CDPL's literature blog created to help you find books worth reading

Thursday, October 27, 2011

Library News and Notable New Books

The Crawfordsville Library’s Newest Facility - Sometime soon, drive through the Crawfordsville Library’s western-most parking lot to Pike Street. You’ll see work going on to build the new library pavilion planned for youth department activity, book club gatherings, an art class venue, a gracious spot made possible by Friends of the Library and Montgomery County Community Foundation generosity, some available funds, and individual donors. There’s an opportunity for us as library patrons, computer customers, daily readers, and meeting attendees to help complete the funding. Contributions are tax deductible when signed to the Crawfordsville District Public Library and marked "Pavilion project". Think of all the enjoyment ahead when this new place will be one of our habitual destinations.

Now to list the new books available to us. What could appeal more than the beautiful roasted chicken on the "Blue Ribbon Cookbook" cover? Bruce and Eric Bromberg opened their first Blue Ribbon restaurant in 1992 in downtown Manhattan, and are now feeding people at nine locations. Designed for home cooks, this book can help with any meal any day. "Cooking in the Moment" by Andrea Reusing offers ideas by seasons. "Voyager" is Stephen Pyne's history of exploration as Magellan, Cortes, Columbus, Cook, Lewis and Clark, Byrd and Stanley kept studying our earth; finally we're brought up to date as Voyager is described moving to the edge of the solar system.

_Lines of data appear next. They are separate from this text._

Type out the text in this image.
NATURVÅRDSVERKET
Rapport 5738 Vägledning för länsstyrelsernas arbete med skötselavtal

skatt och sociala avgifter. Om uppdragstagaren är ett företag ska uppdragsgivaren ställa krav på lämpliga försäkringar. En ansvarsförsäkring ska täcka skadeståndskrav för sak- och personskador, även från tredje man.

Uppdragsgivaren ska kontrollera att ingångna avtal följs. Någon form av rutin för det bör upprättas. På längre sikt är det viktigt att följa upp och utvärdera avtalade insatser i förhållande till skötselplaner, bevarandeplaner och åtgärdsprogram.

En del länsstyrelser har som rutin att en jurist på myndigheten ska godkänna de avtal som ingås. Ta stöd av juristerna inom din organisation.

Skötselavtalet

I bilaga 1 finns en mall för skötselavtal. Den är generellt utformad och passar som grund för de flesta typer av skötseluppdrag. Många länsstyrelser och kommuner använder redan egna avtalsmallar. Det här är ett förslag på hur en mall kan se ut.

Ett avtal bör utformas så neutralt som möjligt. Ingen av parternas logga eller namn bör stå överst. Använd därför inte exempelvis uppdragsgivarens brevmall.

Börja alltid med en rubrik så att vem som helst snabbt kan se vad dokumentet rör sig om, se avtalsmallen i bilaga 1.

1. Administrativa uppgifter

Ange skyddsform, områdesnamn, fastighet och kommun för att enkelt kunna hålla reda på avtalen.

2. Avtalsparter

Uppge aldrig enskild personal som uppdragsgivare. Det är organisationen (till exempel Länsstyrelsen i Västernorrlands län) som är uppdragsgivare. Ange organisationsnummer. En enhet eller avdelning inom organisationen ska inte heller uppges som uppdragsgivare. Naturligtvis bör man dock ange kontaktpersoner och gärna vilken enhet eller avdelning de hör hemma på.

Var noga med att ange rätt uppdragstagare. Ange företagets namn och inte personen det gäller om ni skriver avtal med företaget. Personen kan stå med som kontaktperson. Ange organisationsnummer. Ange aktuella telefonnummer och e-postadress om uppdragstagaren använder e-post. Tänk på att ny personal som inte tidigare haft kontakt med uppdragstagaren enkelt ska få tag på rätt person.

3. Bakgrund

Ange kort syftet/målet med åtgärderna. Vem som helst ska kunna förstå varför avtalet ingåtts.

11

"Moby-Duck" by Donovan Hohn is a narrative of whimsy and curiosity; many bath toys, lost in our lakes and oceans, are being found, enticing beachcombers, oceanographers, and environmentalists to make a hobby of collecting them.

The memoir, "A Stolen Life" by Jaycee Dugard reveals her eighteen years as a prisoner right in her own neighborhood; now safe at home, she thinks of herself as a survivor, not a victim, with her symbol, a pinecone, representing the seed of a new beginning. What a girl!

"The Triple Agent" by Joby Warrick tells about the al-Qaeda mole who infiltrated the CIA and of the war that pits robot planes and laser-guided missiles against a cunning enemy bent on carnage in American cities. "Playing with Fire" by Pamela Constable shows Pakistan at war with itself, exploring the fears and frustrations, dreams and beliefs that animate the lives of citizens in this nuclear-armed nation of 170 million. Eric Greitens describes his education as a humanitarian and as a Navy SEAL in "The Heart and the Fist" which shows his paradox to be strong to do good, and to do good to be strong. "David Crockett: The Lion of the West" by Michael Wallis enlarges our folk image of him, balancing his extraordinary exploits with his election to Congress in 1826.

On to fiction. Debbie Macomber's "A Turn in the Road" follows three friends driving across America with their individual maps and goals. In Dorothea Frank's "Lowcountry Summer" a 46-year-old daughter wants to fill the shoes of her late mother, but dealing with all the episodes on the Tall Pines Plantation in South Carolina’s Lowcountry becomes tricky. Two Berkley Sensation romantic suspense novels are Maya Banks' "Hidden Away" and "No Place to Run".

In Karen Moning's "Shadowfever" two young children were given up for adoption and banished from Ireland; two decades later one is dead and the other has returned to hunt her sister's murderer. Finding that she herself descends from a gifted and cursed bloodline, the plot takes a fantastical turn. In Marcia Clark’s "Guilt by Association" this lead prosecutor on the O.J. Simpson case combines the new voice of her heroine with her own experienced expertise in L.A. courts and criminal law.